Platform Election 2025
Criminal Justice and Young Offenders Act

Criminal Justice and Young Offenders Act

Recidivism is a problem! The courts have been serving as a revolving door for young offenders. Often, a young offender is back on the streets before the police have even completed the paperwork.

It’s true that many criminals have themselves been victims of crime. Many have been raised in dysfunctional home and many have been victims of sexual physical or mental abuse. It’s true that many of them do need healing from emotional wounds. However, two wrongs don’t make a right.  Every citizen—regardless of their past—must obey the laws of the land, must respect the rights and property of others and must control their anger, passion and greed. If we allow misguided compassion to shield violent criminals—even young persons—from the consequences of their crimes, we will quickly lose what civilization we still have left.

Canadian law must protect honest, hardworking Canadians and their families from theft, violence, vandalism and other unsafe behaviours.

CHP Canada’s criminal justice policies focus on restitution and public safety.

Non-violent criminals—those who commit theft and vandalism without harming or threatening others—should be made to repay those whose property has been stolen or damaged. As much as possible, the victims should be “made whole.” That’s what we mean by restitution.

Dangerous offenders—violent and sexual criminals, those who use guns in the commission of their crimes, and pedlars of drugs and child pornography—should be kept behind bars until they are no longer a threat to public safety.

Young Offenders that commit murder, rape, assault, armed robbery, etc. should all be raised to adult court—although there should be special rehabilitation facilities for these young offenders. Age  (or youth) should not be used as an excuse for unacceptable criminal behaviour.

Restitution and Public Safety

The CHP’s criminal justice policy rests on these two pillars of restitution and public safety. Up to two-thirds of our prison spaces are occupied by non-violent criminals; in most cases, these people should not be in jail. Instead, they should be working to support their families and to pay just restitution to their victims. Restitution has a profoundly rehabilitative effect on offenders. Truly dangerous offenders—violent and sexual criminals, those who use guns in the commission of their crimes, and pedlars of drugs and child pornography—should be kept behind bars until they are no longer a threat to public safety.

Revise the Young Offenders Act

The Young Offenders’ Act needs serious revision. One of those revisions would be to name offenders who commit ‘adult’ crimes—i.e., serious offences, including violent and sexual offences.

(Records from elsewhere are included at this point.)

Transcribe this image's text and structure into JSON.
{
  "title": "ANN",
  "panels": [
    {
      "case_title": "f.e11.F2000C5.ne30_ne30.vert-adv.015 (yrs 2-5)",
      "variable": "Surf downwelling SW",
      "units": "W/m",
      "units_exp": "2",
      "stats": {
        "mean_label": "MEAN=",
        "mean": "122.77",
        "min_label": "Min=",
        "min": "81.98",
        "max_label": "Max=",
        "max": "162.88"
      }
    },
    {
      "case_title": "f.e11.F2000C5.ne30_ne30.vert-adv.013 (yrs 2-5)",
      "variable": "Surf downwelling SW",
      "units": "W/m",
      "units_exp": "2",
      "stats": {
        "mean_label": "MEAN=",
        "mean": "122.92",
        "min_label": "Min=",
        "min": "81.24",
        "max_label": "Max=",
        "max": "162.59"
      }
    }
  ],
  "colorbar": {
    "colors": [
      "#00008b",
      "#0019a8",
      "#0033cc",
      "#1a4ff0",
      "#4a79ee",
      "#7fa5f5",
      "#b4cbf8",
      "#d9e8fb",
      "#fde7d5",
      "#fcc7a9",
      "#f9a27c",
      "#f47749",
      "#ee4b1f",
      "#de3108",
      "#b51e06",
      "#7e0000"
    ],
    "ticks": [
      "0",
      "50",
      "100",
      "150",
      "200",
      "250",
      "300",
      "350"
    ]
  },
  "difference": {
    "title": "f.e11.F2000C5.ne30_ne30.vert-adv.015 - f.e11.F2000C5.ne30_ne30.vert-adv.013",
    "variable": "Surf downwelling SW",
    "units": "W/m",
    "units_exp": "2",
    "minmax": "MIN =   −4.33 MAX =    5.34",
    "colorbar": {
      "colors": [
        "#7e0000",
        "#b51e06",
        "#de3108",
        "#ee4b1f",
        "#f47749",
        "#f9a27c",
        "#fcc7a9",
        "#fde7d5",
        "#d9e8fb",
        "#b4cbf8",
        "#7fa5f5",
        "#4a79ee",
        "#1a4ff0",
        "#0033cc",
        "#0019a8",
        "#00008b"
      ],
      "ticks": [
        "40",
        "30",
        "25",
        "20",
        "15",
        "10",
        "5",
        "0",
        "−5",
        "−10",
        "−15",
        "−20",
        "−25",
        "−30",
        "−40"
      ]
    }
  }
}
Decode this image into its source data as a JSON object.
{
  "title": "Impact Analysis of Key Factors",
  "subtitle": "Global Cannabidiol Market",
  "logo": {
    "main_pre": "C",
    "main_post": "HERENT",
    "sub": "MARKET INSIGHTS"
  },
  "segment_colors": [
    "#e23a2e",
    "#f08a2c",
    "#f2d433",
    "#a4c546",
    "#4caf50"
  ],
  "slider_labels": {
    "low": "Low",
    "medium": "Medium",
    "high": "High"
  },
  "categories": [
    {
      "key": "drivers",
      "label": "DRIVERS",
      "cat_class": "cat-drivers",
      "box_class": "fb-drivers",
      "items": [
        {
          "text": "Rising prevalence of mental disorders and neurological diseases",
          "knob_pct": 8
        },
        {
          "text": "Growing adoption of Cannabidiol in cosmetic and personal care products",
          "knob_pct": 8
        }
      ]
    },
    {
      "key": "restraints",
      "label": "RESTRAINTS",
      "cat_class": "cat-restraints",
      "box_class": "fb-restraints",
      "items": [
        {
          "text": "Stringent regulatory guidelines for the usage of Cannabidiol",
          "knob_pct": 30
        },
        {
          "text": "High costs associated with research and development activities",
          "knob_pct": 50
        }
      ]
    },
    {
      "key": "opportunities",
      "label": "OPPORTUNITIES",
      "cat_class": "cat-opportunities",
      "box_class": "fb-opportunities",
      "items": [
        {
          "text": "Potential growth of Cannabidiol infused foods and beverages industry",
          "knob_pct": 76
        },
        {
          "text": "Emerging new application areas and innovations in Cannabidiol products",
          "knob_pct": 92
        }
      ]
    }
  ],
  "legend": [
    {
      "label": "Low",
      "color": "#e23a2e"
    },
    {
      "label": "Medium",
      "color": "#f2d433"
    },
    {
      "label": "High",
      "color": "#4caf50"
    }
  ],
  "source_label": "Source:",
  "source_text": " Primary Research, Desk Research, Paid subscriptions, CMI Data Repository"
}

Murder, rape, assault, armed robbery, etc. should all be raised to adult court—although there should be special rehabilitation facilities for these young offenders.

As with all violent offenders, we reject concurrent sentencing and the bargaining away of mandatory sentences for weapons offences.

The Young Offenders’ Act has created a situation in which adult criminals exploit juveniles to acts as their “cat’s-paws”, because the juveniles will receive sentences inappropriately lenient when compared to the severity of their offences. 

However, we do not agree that young offenders should “do adult time” in adult prisons; that would merely educate them to be more clever criminals. We urgently need a youth reformatory system that re-trains young offenders and rehabilitates them. They must also be made to pay restitution to their victims, which has been shown to have strong rehabilitative effect, because this brings them face-to-face with the real consequences of their actions.

No Votes for Prison Inmates

The court decision that gave prison inmates the right to vote in federal elections was a logical absurdity that amply illustrates why the CHP wants to make an election issue of the urgent need to restrain the judiciary and make the courts accountable for the constitutionality of their decisions.

Elections are held to choose the people to whom we delegate the citizens’ power of enacting and enforcing laws. Those we elect must have respect for the law. Therefore the people who elect them must also have respect for the law.

Convicted law-breakers, until they have been rehabilitated, have demonstrated that they lack respect for the law—and therefore they have no right to participate in making the laws that they refuse to obey.

Sentencing must be made more meaningful: no “double time” credit for time awaiting trial, no “volume discounts” for multiple offences, and no early release for violent and sexual criminals. Convicted felons should not be allowed to vote until their terms have been completed.